We rode the local bus back to town which ended up being a terrific view of the countryside in the upper mountains. We stopped at a local brewpub(of course) after being dropped off and then stayed around to watch a once a year Cowboy/Horse parade. It was supposed to start at 2, we had beers at 3. Waited over an hour on the street after that, but then I would guess a thousand locals on beautiful horses dancing and prancing down the street with intermittent trucks full of musicians providing music. Quite the sight!

annual Horse Parade part drink fest

We are on to Boca del Toro tomorrow so expect a more Caribbean vibe from there.

panama

Barting it

This is our first big trip of the year with no disrespect meant for Scottsdale and the Savana Banana baseball tour! We, like others were ready for trouble at the TSA crossing but honestly it took literally 5 minutes. It helps that Katie did not have her Swiss Army knife with her this time but still 5 minutes! Paying people may be overrated.

We were denied access to the Polaris Club despite the COPA Airlines website saying we were entitled. I mean we are not entitled but we were supposed to be able to get in. We found a United Club that did let us in and we ended up with a very relaxed wait. The business class seats were great lie-flat things but service was pretty suspect. We were offered water after the first 2 hours and the dinner at around 10:30 that night, several hours into the flight. I watched a couple shows on my iPad and promptly fell asleep. I woke up close to arrival. They had left some water and some vegetable chips for breakfast! No coffee.

A driver picked us up from the airport and drove us into old town, quizzing us about Trump on the way and telling us about Panamanian feelings. Yikes, I hope that doesn’t keep up the whole way. We left our bags at the apartment and walked over to a much needed coffee shop. Set out walking up and down the streets of old town, looking in art shops and reading the menus of the restaurants we passed. We decided to hike up to the top of Mt Ancon for views of the city. Google says 30 min. Reality says hour and a half. You can’t walk the way google says. A policeman at one point asked to help and suggested we not go thru a certain area so we detoured a little. Saw a deer after entering the park (you don’t see that everyday, no wait a minute you do). A sloth sighting farther up the trail made a wonderful welcome. 

The views at the top were good but my shirt was completely soaked with sweat. Not that it was a hard walk, just 89 degrees and probably the same in humidity. We hiked back down hungry and thirsty and found ‘Bruma’ in old town where we split fish and chips and had a couple IPA’s (no sharing).

We checked in to our place where we promptly fell asleep for 2 hours. We read a little then out for a spicy margarita at a rooftop bar, SAMA Sky Lounge. Great views of old and new Panama City. We walked around a bit more then found a tapas restaurant for of course potatoes bravas. We also had croquets, Portuguese sausage on a croquet covered with chickpeas aka hummus. We did get an eggplant thing which, as usual for me, did not fail to disappoint.

We were picked up today for a boat ride out on Lake Gatun to several monkey islands. The first had capuchin monkeys (white faced). They came on the boat and promptly grabbed this guys money and ID out his backpack and ran for shore. Luckily with a little fright he dropped it before exiting the boat.
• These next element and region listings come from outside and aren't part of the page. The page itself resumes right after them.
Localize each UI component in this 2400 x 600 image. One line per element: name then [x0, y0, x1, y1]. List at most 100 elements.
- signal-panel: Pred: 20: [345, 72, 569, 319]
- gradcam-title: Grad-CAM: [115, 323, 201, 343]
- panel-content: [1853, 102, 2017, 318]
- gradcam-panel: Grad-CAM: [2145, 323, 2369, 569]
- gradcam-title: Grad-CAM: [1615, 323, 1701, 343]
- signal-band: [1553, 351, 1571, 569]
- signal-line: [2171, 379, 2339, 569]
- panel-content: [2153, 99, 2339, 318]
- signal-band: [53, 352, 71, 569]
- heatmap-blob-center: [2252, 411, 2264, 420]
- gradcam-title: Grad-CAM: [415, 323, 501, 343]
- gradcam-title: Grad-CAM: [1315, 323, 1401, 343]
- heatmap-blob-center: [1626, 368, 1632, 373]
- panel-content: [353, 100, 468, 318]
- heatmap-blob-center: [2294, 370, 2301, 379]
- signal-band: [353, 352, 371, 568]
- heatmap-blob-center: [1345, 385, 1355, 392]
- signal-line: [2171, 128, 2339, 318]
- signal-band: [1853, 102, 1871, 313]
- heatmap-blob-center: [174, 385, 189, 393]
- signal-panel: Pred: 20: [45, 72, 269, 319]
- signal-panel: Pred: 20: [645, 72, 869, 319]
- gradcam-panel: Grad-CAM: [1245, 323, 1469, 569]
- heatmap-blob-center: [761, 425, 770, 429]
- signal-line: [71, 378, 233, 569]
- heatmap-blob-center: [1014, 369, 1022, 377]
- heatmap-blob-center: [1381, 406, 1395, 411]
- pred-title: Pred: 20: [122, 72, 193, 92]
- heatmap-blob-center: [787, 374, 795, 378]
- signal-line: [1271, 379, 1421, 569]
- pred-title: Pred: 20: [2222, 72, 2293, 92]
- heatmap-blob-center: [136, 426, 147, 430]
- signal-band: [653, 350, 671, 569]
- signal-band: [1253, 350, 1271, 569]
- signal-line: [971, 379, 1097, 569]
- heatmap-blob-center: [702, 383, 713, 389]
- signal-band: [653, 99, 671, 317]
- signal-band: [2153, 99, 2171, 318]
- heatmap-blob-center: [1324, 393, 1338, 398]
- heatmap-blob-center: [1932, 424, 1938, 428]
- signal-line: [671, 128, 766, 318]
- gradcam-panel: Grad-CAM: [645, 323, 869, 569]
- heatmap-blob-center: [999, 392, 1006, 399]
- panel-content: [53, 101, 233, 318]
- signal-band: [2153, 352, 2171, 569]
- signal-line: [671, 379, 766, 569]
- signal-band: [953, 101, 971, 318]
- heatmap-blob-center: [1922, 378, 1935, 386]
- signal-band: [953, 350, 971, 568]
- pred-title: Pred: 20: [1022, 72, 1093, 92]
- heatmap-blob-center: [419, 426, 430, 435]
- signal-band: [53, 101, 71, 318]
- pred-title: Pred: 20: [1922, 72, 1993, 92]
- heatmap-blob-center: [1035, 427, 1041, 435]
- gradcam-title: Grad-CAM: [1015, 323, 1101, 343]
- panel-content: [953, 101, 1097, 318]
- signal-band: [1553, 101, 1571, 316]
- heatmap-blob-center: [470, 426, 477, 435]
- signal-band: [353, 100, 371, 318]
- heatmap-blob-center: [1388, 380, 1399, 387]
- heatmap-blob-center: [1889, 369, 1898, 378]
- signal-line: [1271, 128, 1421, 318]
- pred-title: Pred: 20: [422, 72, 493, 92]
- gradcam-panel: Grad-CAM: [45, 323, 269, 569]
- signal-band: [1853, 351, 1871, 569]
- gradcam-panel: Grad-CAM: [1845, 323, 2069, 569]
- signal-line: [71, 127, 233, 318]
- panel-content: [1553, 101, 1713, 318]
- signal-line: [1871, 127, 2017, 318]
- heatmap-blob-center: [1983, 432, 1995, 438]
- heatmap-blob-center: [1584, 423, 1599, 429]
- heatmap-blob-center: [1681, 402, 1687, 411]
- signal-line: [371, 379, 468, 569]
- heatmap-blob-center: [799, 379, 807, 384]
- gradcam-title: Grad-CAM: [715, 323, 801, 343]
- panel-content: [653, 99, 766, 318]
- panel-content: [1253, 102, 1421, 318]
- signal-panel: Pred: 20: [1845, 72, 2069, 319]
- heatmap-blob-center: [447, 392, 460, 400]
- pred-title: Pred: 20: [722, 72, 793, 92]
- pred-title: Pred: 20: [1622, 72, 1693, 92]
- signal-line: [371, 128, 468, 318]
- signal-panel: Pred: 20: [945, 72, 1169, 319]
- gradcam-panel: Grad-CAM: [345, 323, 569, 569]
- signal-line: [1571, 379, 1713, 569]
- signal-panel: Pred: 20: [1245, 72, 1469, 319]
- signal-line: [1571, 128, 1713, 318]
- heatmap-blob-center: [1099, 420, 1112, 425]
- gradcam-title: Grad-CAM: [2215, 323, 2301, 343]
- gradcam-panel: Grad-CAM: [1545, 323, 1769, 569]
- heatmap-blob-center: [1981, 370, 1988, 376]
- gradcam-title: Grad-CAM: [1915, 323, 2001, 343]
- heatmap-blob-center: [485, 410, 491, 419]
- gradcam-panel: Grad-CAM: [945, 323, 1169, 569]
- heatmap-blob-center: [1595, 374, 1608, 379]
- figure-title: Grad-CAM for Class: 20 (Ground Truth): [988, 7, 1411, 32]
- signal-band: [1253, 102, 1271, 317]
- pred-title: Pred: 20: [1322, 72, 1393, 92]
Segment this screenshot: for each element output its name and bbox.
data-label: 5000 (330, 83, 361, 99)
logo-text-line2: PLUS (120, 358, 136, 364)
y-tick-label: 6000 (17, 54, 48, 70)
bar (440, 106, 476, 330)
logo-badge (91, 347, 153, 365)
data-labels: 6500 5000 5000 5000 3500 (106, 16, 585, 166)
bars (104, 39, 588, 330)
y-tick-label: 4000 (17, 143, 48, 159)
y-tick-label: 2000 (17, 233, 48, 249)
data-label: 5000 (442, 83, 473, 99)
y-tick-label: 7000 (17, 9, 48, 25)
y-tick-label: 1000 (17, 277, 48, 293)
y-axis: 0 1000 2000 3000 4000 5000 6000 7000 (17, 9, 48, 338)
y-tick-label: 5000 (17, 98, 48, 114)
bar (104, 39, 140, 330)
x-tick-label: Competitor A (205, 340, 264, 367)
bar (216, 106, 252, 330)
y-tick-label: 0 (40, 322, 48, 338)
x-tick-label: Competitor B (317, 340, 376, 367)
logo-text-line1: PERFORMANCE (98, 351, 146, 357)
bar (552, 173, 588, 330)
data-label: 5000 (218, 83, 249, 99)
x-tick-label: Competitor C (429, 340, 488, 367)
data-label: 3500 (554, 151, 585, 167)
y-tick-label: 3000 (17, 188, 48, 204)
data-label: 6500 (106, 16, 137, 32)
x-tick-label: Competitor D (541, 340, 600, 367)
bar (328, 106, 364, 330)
The next island had Titi monkeys, small beautiful monkeys both Katie and I had never seen before. There were also very large iguanas in the bushes.

Another island was home to some Howler monkeys. We pulled up to a tree with very small bats all lined up on the trunk and there were several hawks about.

Finally we saw up close a large container ship that was traversing the canal as Lake Gatun makes up a large portion of the canal. Back home for a small plate of empanadas and now relaxing in America Hotel sipping a Seco/Tonic and a Rum/Coke. Tradition.